19–23 Feb 2018
Schloss Ringberg am Tegernsee
Europe/Berlin timezone

Molecular Doping for Organic Semiconductors Interface Engineering: Principles and Reality

20 Feb 2018, 14:00
50m
Schloss Ringberg am Tegernsee

Schloss Ringberg am Tegernsee

Speaker

Antoine Kahn (Princeton University, USA)

Description

Molecular doping is key to controlling the electronic and electrical properties of organic semiconductors, lower contact resistance, enhance bulk conductivity and carrier mobility, and create higher performance devices. This talk reviews processes and options for interface doping in molecular and polymer semiconductors, and the roles that electron spectroscopy and carrier transport measurements have played in defining key issues. Various n- and p-type molecular dopants, their doping strength and the challenges they pose are reviewed first. Specific examples will be reviewed.

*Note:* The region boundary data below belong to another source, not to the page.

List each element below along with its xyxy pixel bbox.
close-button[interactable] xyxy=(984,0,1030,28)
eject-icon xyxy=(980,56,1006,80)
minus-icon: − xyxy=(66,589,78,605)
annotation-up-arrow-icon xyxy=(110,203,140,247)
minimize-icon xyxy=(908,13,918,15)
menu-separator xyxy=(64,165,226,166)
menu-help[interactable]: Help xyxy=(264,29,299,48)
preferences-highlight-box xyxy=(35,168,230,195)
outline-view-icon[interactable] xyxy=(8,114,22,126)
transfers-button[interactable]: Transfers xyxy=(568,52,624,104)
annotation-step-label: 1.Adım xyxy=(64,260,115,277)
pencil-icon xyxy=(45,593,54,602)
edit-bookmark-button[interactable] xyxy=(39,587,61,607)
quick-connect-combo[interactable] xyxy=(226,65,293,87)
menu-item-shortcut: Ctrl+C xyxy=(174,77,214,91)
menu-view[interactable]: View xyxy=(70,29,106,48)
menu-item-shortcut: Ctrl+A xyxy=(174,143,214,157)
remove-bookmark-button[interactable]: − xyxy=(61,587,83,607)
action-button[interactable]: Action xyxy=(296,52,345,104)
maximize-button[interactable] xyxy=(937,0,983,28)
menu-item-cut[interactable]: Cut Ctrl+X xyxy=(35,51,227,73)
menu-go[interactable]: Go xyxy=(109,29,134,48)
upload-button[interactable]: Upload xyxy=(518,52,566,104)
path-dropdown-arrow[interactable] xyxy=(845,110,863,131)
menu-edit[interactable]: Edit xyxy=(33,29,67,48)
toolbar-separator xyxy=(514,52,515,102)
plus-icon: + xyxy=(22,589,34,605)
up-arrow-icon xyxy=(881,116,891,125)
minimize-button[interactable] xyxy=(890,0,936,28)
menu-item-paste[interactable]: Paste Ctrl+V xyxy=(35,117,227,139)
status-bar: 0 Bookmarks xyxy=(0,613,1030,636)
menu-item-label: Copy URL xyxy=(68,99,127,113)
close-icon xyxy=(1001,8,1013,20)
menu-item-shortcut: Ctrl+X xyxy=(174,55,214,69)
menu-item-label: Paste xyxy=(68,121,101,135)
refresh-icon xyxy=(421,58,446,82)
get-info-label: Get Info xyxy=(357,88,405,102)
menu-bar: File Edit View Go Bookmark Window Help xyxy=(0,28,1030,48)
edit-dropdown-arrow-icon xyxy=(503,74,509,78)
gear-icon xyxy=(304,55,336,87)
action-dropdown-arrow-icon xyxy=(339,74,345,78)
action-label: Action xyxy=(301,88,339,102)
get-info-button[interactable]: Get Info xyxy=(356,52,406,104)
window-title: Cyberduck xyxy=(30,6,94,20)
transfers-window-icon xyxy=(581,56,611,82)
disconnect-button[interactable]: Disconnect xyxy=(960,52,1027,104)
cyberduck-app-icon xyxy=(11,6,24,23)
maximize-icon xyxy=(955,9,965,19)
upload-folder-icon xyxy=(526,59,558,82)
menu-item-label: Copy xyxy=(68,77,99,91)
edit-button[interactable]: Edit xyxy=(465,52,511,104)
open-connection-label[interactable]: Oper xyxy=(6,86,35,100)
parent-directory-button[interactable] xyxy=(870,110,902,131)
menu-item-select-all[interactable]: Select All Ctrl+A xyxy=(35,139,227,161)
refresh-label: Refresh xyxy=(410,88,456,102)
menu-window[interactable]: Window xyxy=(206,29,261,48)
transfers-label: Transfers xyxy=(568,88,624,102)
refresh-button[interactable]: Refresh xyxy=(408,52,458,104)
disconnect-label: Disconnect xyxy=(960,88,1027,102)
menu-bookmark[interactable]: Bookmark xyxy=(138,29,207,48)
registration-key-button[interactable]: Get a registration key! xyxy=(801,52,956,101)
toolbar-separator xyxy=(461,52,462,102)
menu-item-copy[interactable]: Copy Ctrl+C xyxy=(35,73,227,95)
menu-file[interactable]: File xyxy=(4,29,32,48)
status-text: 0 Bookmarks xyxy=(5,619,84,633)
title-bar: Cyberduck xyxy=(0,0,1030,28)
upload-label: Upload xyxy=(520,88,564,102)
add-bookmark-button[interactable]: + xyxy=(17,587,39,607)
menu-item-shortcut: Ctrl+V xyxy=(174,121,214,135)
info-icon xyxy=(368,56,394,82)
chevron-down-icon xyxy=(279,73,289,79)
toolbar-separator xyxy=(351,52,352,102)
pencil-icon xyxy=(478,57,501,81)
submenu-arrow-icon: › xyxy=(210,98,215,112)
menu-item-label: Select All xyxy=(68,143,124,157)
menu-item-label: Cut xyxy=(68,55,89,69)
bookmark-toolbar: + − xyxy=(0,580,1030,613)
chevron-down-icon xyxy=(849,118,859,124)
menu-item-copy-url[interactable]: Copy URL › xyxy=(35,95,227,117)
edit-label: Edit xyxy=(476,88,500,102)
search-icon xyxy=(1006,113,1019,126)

First is the surface/interface doping of polymer-based devices via soft-contact lamination of highly doped interlayers [1,2]. We look at the electrical characteristics of the laminated polymer/polymer interface (with P3HT, PBDTTT-c or poly-TPD), at the problem of dopant diffusion across boundaries, and at the performance of polymer-based solar cells built with laminated hole-extraction layers [3]. We then turn to the issue of improving contacts to very low electron affinity (EA) electron transport layers (ETL), an issue critical to green and blue OLEDs. We look at the air-stable dimer of (pentamethylcyclopentadienyl)(1,3,5-trimethylbenzene)ruthenium ([RuCp*Mes]2) [4], and use it to n-dope phenyldi(pyren-2-yl)phosphine oxide (POPy2) (EA = 2.1 eV). We demonstrate that photo-activation of the cleavable dimeric dopant results in kinetically stable and efficient n-doping of the host semiconductor, whose reduction potential is beyond the thermodynamic reach of the dimer’s effective reducing strength [5]. We demonstrate the use of this doped ETL to fabricate high-efficiency organic light-emitting diodes. If time permit, surface n-doping of graphene to decrease its work function, shift its Fermi level and improve electron injection in organic ETLs will be described.

References
[1] A. Shu, A. Dai, H. Wang, Y.-L. Loo, and A. Kahn, Org. Electr. 14, 149 (2013).
[2] A. Dai, A. Shu, H. Wang, S. Barlow, S. Mohapatra, T. Sajoto, Y. Zhou, C. Fuentes-Hernandez, Y.-L. Loo, S. R. Marder, B. Kippelen, and A. Kahn, Adv. Funct. Mat. 24, 2197 (2014).
[3] A. Dai, A. Wan, C. Magee, Y. Zhang, S. Barlow, S. R. Marder and A. Kahn, Org. Electr. 23, 151 (2015)
[4] G. Song, S.-B. Kim, S. Mohapatra, Y. Qi, T. Sajoto, A. Kahn, S. R. Marder, S. Barlow, Adv. Mat. 24, 699 (2012).
[5] X. Lin, B. Wegner, K. M. Lee, M. Fusella, F. Zhang, K. Moudgil, B. Rand, S. Barlow, S. R. Marder, N. Koch and A. Kahn, Nature Materials (2017) DOI: 10.1038/nmat5027.